I think it's very good in terms of being very honest and up front about the limits of confidence provided by formal proofs (which is not just applicable to this project, but to all attempts at formal verification).
Basically, whenever you are proving things, you have to be aware that you are entering the endless chain of turtles. This proof works, because proofs about modelchecking worked, which worked because proofs about abstract algebra worked, which again work, because proofs about sets work.
If any of these proofs is not proving what one wanted (either, because it is wrong, or because they prove something you did not want (potentially in very, very subtle ways)), your entire proof collapses. This is pretty much the danger of proving things.
A very interesting application can be found in the game 'singularity'. In this game, you are an artificial intelligence, and after enough studies of math and psychology, you can create a proof that no AI can ever exist.
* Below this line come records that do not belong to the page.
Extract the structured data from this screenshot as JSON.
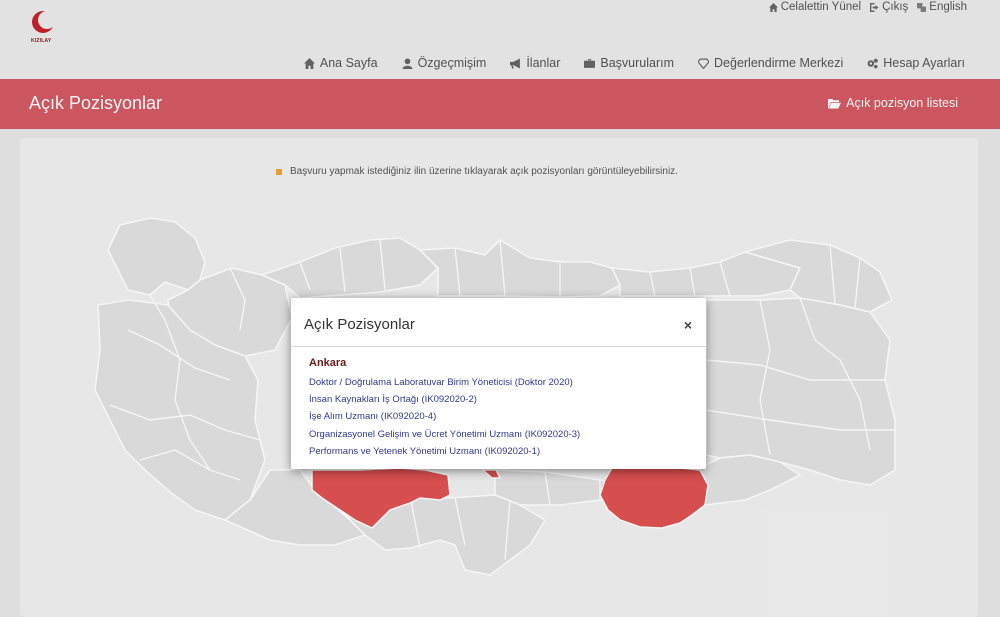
{
  "header": {
    "logo_text": "KIZILAY",
    "user_links": [
      {
        "icon": "home-icon",
        "label": "Celalettin Yünel"
      },
      {
        "icon": "sign-out-icon",
        "label": "Çıkış"
      },
      {
        "icon": "language-icon",
        "label": "English"
      }
    ],
    "nav": [
      {
        "icon": "home-icon",
        "label": "Ana Sayfa"
      },
      {
        "icon": "user-icon",
        "label": "Özgeçmişim"
      },
      {
        "icon": "bullhorn-icon",
        "label": "İlanlar"
      },
      {
        "icon": "briefcase-icon",
        "label": "Başvurularım"
      },
      {
        "icon": "diamond-icon",
        "label": "Değerlendirme Merkezi"
      },
      {
        "icon": "gears-icon",
        "label": "Hesap Ayarları"
      }
    ]
  },
  "titlebar": {
    "title": "Açık Pozisyonlar",
    "list_link": "Açık pozisyon listesi",
    "list_icon": "folder-open-icon"
  },
  "content": {
    "instruction": "Başvuru yapmak istediğiniz ilin üzerine tıklayarak açık pozisyonları görüntüleyebilirsiniz."
  },
  "modal": {
    "title": "Açık Pozisyonlar",
    "close_label": "×",
    "city": "Ankara",
    "positions": [
      "Doktor / Doğrulama Laboratuvar Birim Yöneticisi (Doktor 2020)",
      "İnsan Kaynakları İş Ortağı (IK092020-2)",
      "İşe Alım Uzmanı (IK092020-4)",
      "Organizasyonel Gelişim ve Ücret Yönetimi Uzmanı (IK092020-3)",
      "Performans ve Yetenek Yönetimi Uzmanı (IK092020-1)"
    ]
  },
  "colors": {
    "accent_red": "#d45a63",
    "highlight_province": "#e05252",
    "province_fill": "#e2e2e2",
    "province_border": "#ffffff",
    "bullet": "#e8a83a"
  }
}
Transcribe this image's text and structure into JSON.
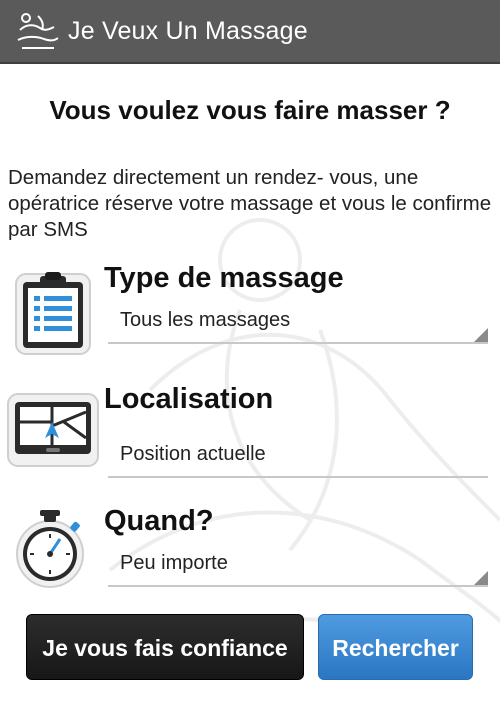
{
  "app_bar": {
    "title": "Je Veux Un Massage",
    "logo_icon": "massage-logo-icon"
  },
  "main": {
    "headline": "Vous voulez vous faire masser ?",
    "intro": "Demandez directement un rendez- vous, une opératrice réserve votre massage et vous le confirme par SMS"
  },
  "form": {
    "type": {
      "label": "Type de massage",
      "value": "Tous les massages",
      "icon": "clipboard-icon"
    },
    "location": {
      "label": "Localisation",
      "value": "Position actuelle",
      "icon": "gps-map-icon"
    },
    "when": {
      "label": "Quand?",
      "value": "Peu importe",
      "icon": "stopwatch-icon"
    }
  },
  "actions": {
    "trust_label": "Je vous fais confiance",
    "search_label": "Rechercher"
  },
  "colors": {
    "app_bar": "#5a5a5a",
    "primary_button": "#3a87d2",
    "dark_button": "#1f1f1f"
  }
}
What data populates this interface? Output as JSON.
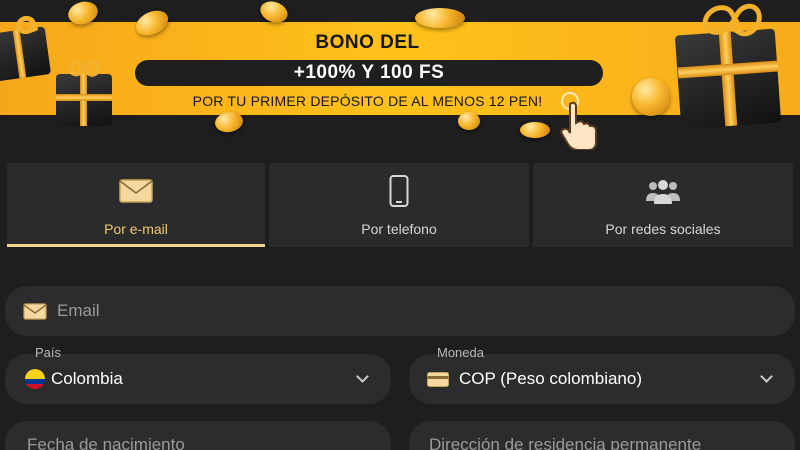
{
  "banner": {
    "title": "BONO DEL",
    "highlight": "+100% Y 100 FS",
    "subtitle": "POR TU PRIMER DEPÓSITO DE AL MENOS 12 PEN!",
    "accent_color": "#ffc21a"
  },
  "tabs": [
    {
      "label": "Por e-mail",
      "icon": "envelope-icon",
      "active": true
    },
    {
      "label": "Por telefono",
      "icon": "phone-icon",
      "active": false
    },
    {
      "label": "Por redes sociales",
      "icon": "people-icon",
      "active": false
    }
  ],
  "form": {
    "email": {
      "placeholder": "Email",
      "icon": "envelope-icon"
    },
    "country": {
      "label": "País",
      "value": "Colombia",
      "icon": "colombia-flag-icon"
    },
    "currency": {
      "label": "Moneda",
      "value": "COP (Peso colombiano)",
      "icon": "card-icon"
    },
    "birthdate": {
      "placeholder": "Fecha de nacimiento"
    },
    "address": {
      "placeholder": "Dirección de residencia permanente"
    }
  }
}
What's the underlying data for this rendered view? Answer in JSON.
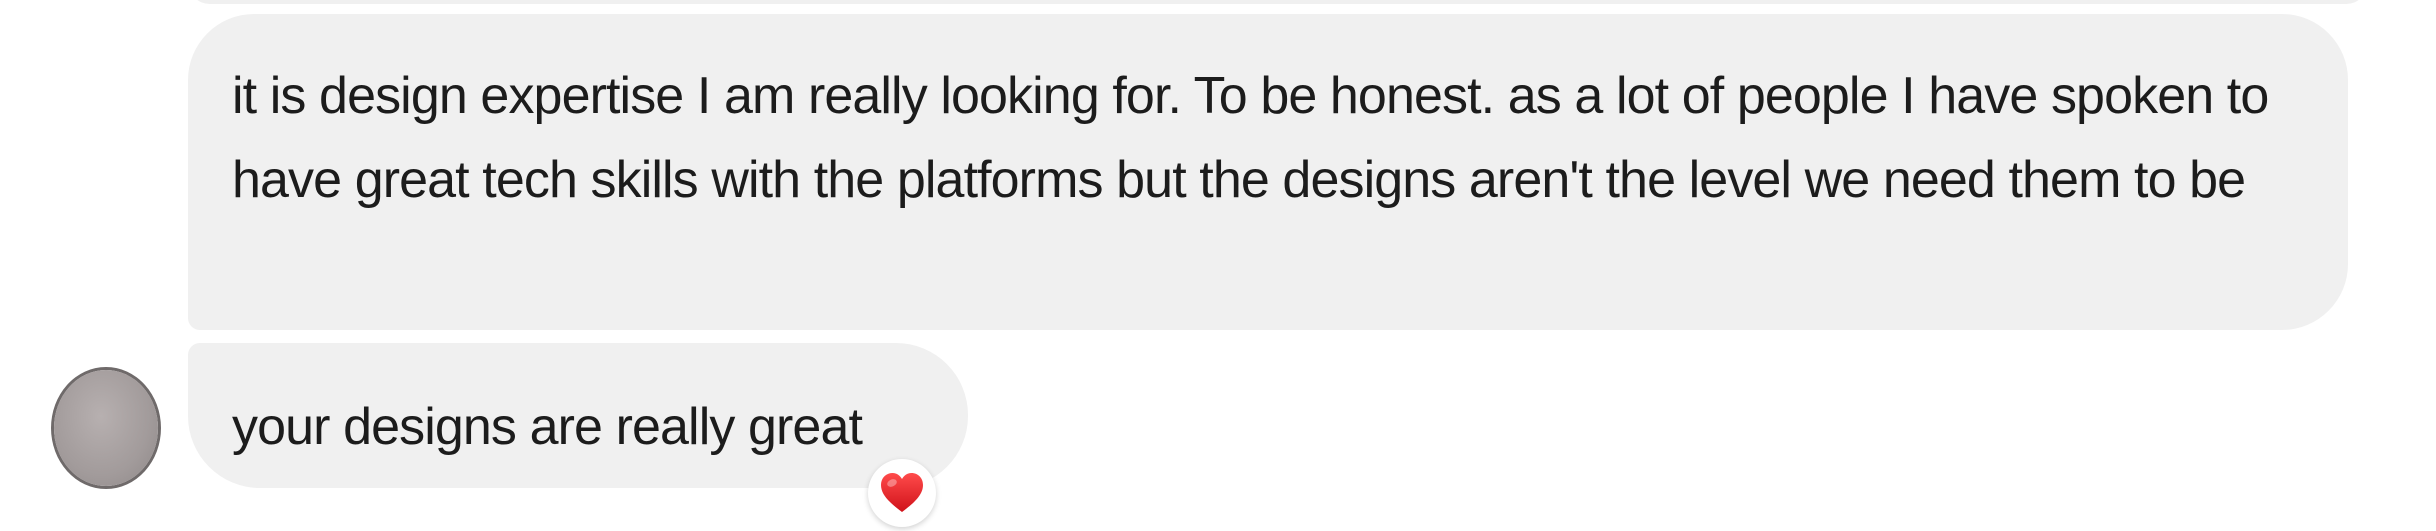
{
  "conversation": {
    "messages": [
      {
        "text": "it is design expertise I am really looking for. To be honest. as a lot of people I have spoken to have great tech skills with the platforms but the designs aren't the level we need them to be"
      },
      {
        "text": "your designs are really great",
        "reaction": "heart-icon"
      }
    ]
  },
  "colors": {
    "bubble_background": "#f0f0f0",
    "text": "#1c1c1c",
    "reaction_heart": "#e0191f",
    "avatar": "#a29b9b"
  }
}
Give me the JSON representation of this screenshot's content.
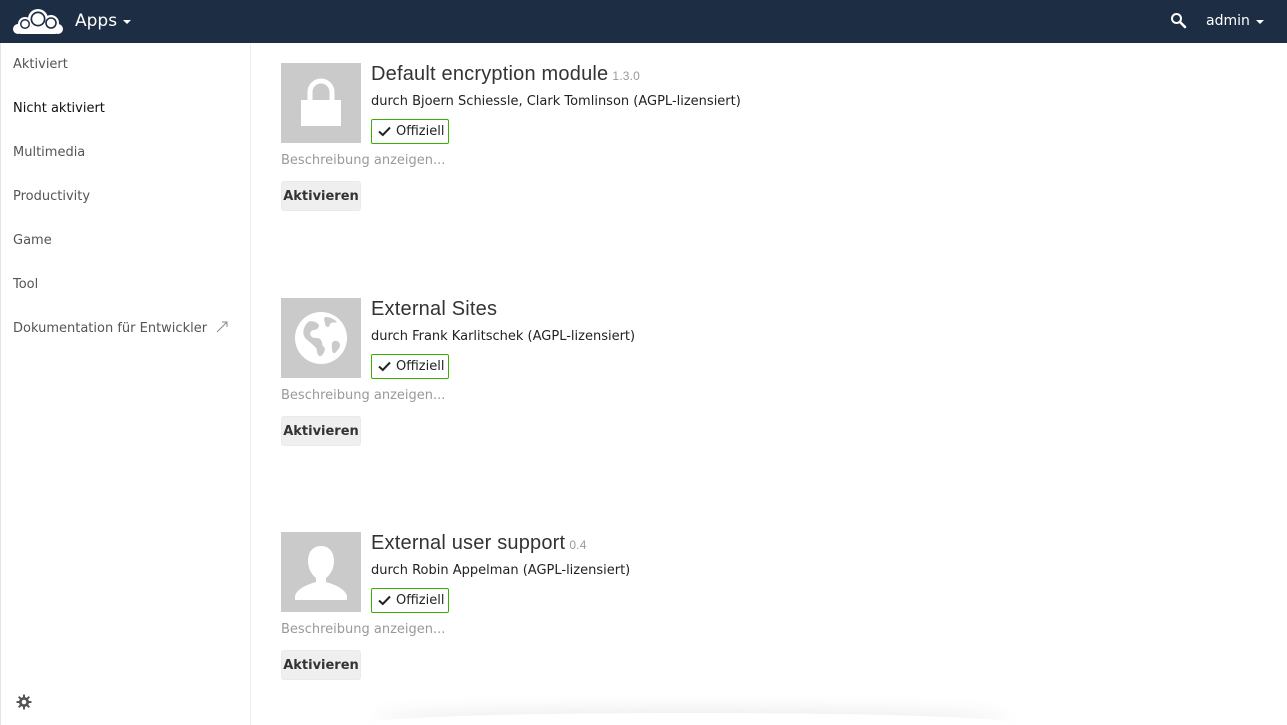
{
  "header": {
    "app_menu_label": "Apps",
    "user_label": "admin",
    "colors": {
      "background": "#1d2d44",
      "text": "#ffffff"
    }
  },
  "sidebar": {
    "items": [
      {
        "label": "Aktiviert"
      },
      {
        "label": "Nicht aktiviert",
        "active": true
      },
      {
        "label": "Multimedia"
      },
      {
        "label": "Productivity"
      },
      {
        "label": "Game"
      },
      {
        "label": "Tool"
      },
      {
        "label": "Dokumentation für Entwickler"
      }
    ]
  },
  "apps": [
    {
      "title": "Default encryption module",
      "version": "1.3.0",
      "author": "durch Bjoern Schiessle, Clark Tomlinson (AGPL-lizensiert)",
      "badge": "Offiziell",
      "description_link": "Beschreibung anzeigen...",
      "button": "Aktivieren",
      "icon": "lock-icon"
    },
    {
      "title": "External Sites",
      "version": "",
      "author": "durch Frank Karlitschek (AGPL-lizensiert)",
      "badge": "Offiziell",
      "description_link": "Beschreibung anzeigen...",
      "button": "Aktivieren",
      "icon": "globe-icon"
    },
    {
      "title": "External user support",
      "version": "0.4",
      "author": "durch Robin Appelman (AGPL-lizensiert)",
      "badge": "Offiziell",
      "description_link": "Beschreibung anzeigen...",
      "button": "Aktivieren",
      "icon": "user-icon"
    }
  ],
  "colors": {
    "official_badge_border": "#37b100",
    "icon_background": "#cacaca",
    "muted_text": "#999999"
  }
}
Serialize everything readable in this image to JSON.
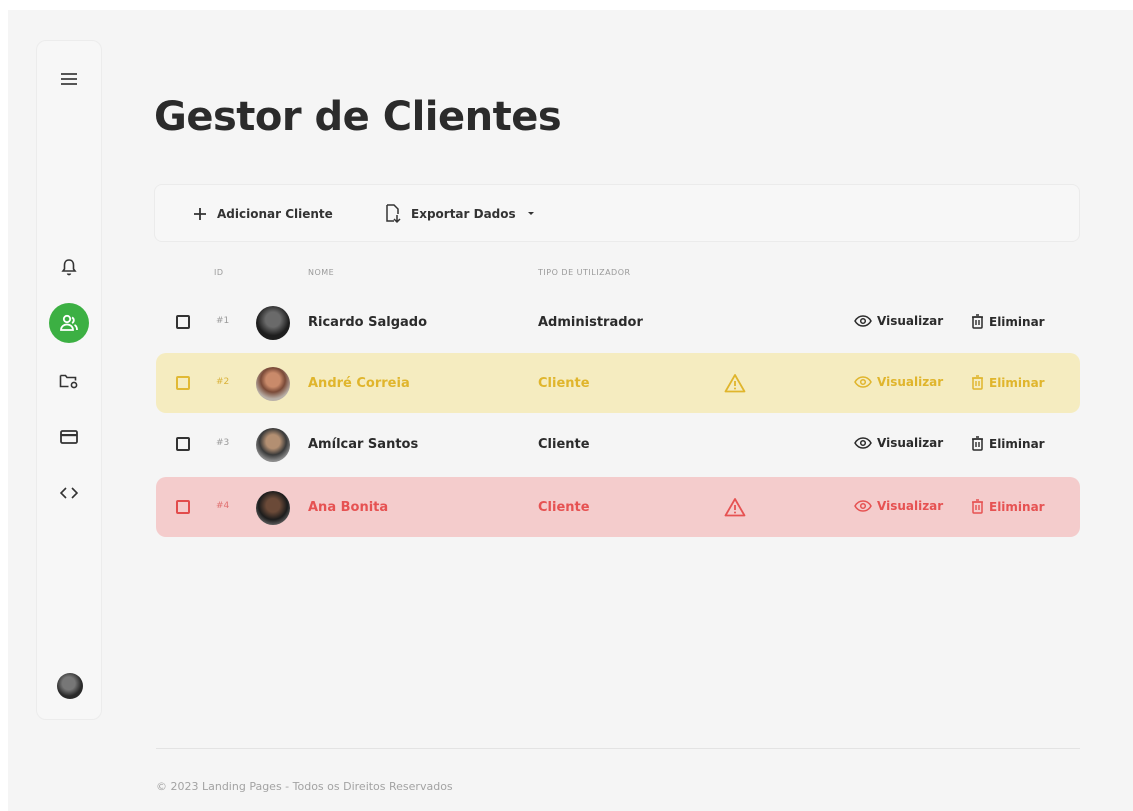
{
  "page": {
    "title": "Gestor de Clientes"
  },
  "toolbar": {
    "add_label": "Adicionar Cliente",
    "export_label": "Exportar Dados"
  },
  "table": {
    "headers": [
      "ID",
      "NOME",
      "TIPO DE UTILIZADOR"
    ],
    "view_label": "Visualizar",
    "delete_label": "Eliminar",
    "rows": [
      {
        "id": "#1",
        "name": "Ricardo Salgado",
        "type": "Administrador",
        "status": "normal"
      },
      {
        "id": "#2",
        "name": "André Correia",
        "type": "Cliente",
        "status": "warning"
      },
      {
        "id": "#3",
        "name": "Amílcar Santos",
        "type": "Cliente",
        "status": "normal"
      },
      {
        "id": "#4",
        "name": "Ana Bonita",
        "type": "Cliente",
        "status": "danger"
      }
    ]
  },
  "footer": {
    "text": "© 2023 Landing Pages - Todos os Direitos Reservados"
  },
  "sidebar": {
    "icons": [
      "menu-icon",
      "bell-icon",
      "users-icon",
      "folder-settings-icon",
      "card-icon",
      "code-icon"
    ],
    "active": "users-icon"
  },
  "colors": {
    "accent": "#3cb043",
    "warning_bg": "#f5ecc0",
    "warning_text": "#e0b52c",
    "danger_bg": "#f4cccc",
    "danger_text": "#e65252"
  }
}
However, this proof contains a very, very, very subtle bug, which will stay hidden forever, probably.
So, stay aware that your proofs stand on a boatload of assumptions and other proofs and they might (in a rare, esoteric case) collapse and everything will be fine :)
I think that's making it sound a little more fragile than it actually is.
Within a system like Isabelle, the formalisation of each piece of the proof must remain relatively consistent with both the built-in proofs about fundamental mathematical structures, as well as the proofs that you have written.
I say "relatively consistent" because I don't have enough experience with the internals of Isabelle to say with certainty as to exactly how consistency is enforced. I know that types are enforced in a globally consistent way, for example.
That said, I have a high degree of confidence in the correctness of machine-checked proofs.
So I understand that your point is that you're taking some leaps of faith, and I agree to a point, but I think they are much more reasoned and considered leaps than you suggest.
> The evolution of seL4 is continuing within NICTA, and it is the basis of ongoing research activities here at NICTA. However, it is also the subject of commercialisation activities, and thus is currently proprietary
Darn. I wanted to have a play with it.
That is a really cool achievement. Bring on bigger formally-verified projects!
I'm sure this is unanswerable for (perfectly valid) IP reasons but I wonder what the differences between L4 and seL4 are? Is there a functionality difference in either direction?
seL4 and L4Sec are capability-based and thus quite different from regular L4. I always found capability systems much easier to understand than L4's message registers and flexpages.
My assumption would be that the main difference is the formal proof, and whatever changes were necessary in order to permit formal verification (i.e. they may have changed behaviour in order to make the implementation actually meet the abstract specification).
But I agree it would be very interesting to find out what the differences are, and whether substantial changes were required in order to do this kind of formal verification.
I was SURE I saw another project which used formal proofs of kernels.. though perhaps it wasn't machine checked. In any case, I cannot remember the name and can't seem to find it.
I do find this interesting though, L4 is an interesting microkernel (and one I've played with before).
Dick Kemmerer always talks about how he formally verified the UCLA Unix security kernel in the 1970s, together with Bruce Walker and Gerald Popek. See <a href="http://dx.doi.org/10.1145/358818.358825>their 1980 paper</a>. How is the new work different?
Most any product that was aiming for the old NCSC/TCSEC Class A1 security rating would have inherently received the formal verification Class A1 required.
Arithmetic overflows and exceptions: humans and mathematics usually have a concept of numbers that can be arbitrarily big. Machines do not, they need to fit them into memory, usually into 32 or 64 bits worth of storage. Machines also generate exceptions when you attempt to do things that are undefined like dividing by zero. In the OS, such exceptions would typically crash the machine. This does not occur in seL4.
Er, 2038? You'll get a nice overflow at that point on a 32-bit machine.
L4 isn't UNIX. It doesn't even have a POSIX userland, necessarily, and certainly wasn't designed with 70s hardware limitations in mind.
<speculation>
The L4::Pistachio kernel provides direct access to high-resolution hardware timing interrupts, though the secure variant may restrict some timer access in order to prevent covert timing channels between threads in different security contexts.
</speculation>
Defense contractors and other high-critical systems (think airplanes, space shuttles, missile command) would gladly pay for and accept that level of complexity.
You're generally right about complex specification and verification being popular in the defense and aerospace industries. However, I think that you may be mistaking a secure microkernel for a real-time one.
There are hard real-time variants of L4 out there, but unless that was a primary goal of the NICTA team, I don't think you're likely to see many copies of that kernel running a ballistic missile's avionics package.
A verified secure OS kernel like this would more likely be used as a substrate for building secure servers and workstations, network routers, or mobile communications devices.
I don't think mncaudill was confusing a secure microkernel with a realtime one. Rather, I think he was (correctly) thinking in terms of the reliability requirements those industries have.